Suddenly, there’s a Siddur War brewing.
Congregation Kehilath Jeshurun, one of the Upper East Side’s major Modern Orthodox synagogues, will receive a major shipment in the next few weeks — 500 copies of a new prayer book.
The Yehudah Bilingual Edition of the Koren Siddur, issued by Jerusalem-based Koren Publishers, with an updated English translation and extensive commentaries and an introductory essay by Rabbi Jonathan Sacks, the knighted chief rabbi of the United Kingdom, is the first thoroughly revised English-language prayer book since Brooklyn’s ArtScroll Publications issued its now-classic edition a quarter-century ago.

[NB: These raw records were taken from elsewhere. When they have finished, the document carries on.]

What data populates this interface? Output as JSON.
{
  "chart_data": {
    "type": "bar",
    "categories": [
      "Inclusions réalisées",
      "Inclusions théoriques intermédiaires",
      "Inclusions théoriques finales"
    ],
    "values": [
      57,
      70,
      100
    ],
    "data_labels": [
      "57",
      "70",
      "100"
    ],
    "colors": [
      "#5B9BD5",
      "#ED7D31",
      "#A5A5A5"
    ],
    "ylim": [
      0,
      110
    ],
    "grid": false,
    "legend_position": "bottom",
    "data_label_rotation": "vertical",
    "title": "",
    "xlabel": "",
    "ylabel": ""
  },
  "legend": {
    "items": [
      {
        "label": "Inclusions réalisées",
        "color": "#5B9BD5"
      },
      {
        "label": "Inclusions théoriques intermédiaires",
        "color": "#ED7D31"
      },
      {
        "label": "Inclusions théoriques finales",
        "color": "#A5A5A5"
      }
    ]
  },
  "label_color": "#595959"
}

The new siddur — colloquially called the Sacks Siddur — is considered more in line with Modern Orthodox thought, with more recognition of the growing role of women in religious life, than the standard siddur of haredi ArtScroll or its Rabbinical Association of America version that includes additional prayers for the State of Israel and Israeli soldiers.
The Sacks Siddur — which is endorsed by the Orthodox Union and carries an introduction by outgoing Executive Vice President Rabbi Tzvi Hersh Weinreb — comes a few months after the emergence of the OU’s strengthened publishing division; its Haggadah, based on the writings and lectures of the late Rabbi Joseph Ber Soloveitchik, was a best-seller this Passover, and an OU siddur is in the works.
The growing choices “reflect a need on the part of Modern Orthodox Jews to have a siddur they are very comfortable with,” says Jeffrey Gurock, professor of American Jewish history at Yeshiva University.
Reports have surfaced of ArtScroll contacting congregations offering to replace old editions of their siddur with a new one, in an attempt to head off large-scale purchases of the Koren product.
Rabbi Nosson Scherman, an ArtScroll founder and general editor, declined to comment on the Sacks Siddur.
Koren Publishers has embarked on an extensive promotional campaign for its new siddur, says Danny Levine, owner of J. Levine Books & Judaica in Manhattan, and Modern Orthodox rabbis report an early buzz for the Sacks Siddur, which will be released on Friday.
“We’ve been waiting for a siddur like this for a very long time,” says Rabbi Haskel Lookstein, spiritual leader of Kehilath Jeshurun.
The synagogue, which has used ArtScroll’s RCA edition for two decades, will deploy 400 copies of the Sacks Siddur in its main sanctuary, and will let congregants decide which prayer book they prefer, Rabbi Lookstein says. “We’re not replacing ArtScroll — I’m going to let the people vote with their hands.”
By the end of the summer, Modern Orthodox worshippers will have another choice: the RCA will issue its new ArtScroll Siddur that includes a greater variety of prayers that reflect Modern Orthodox practice.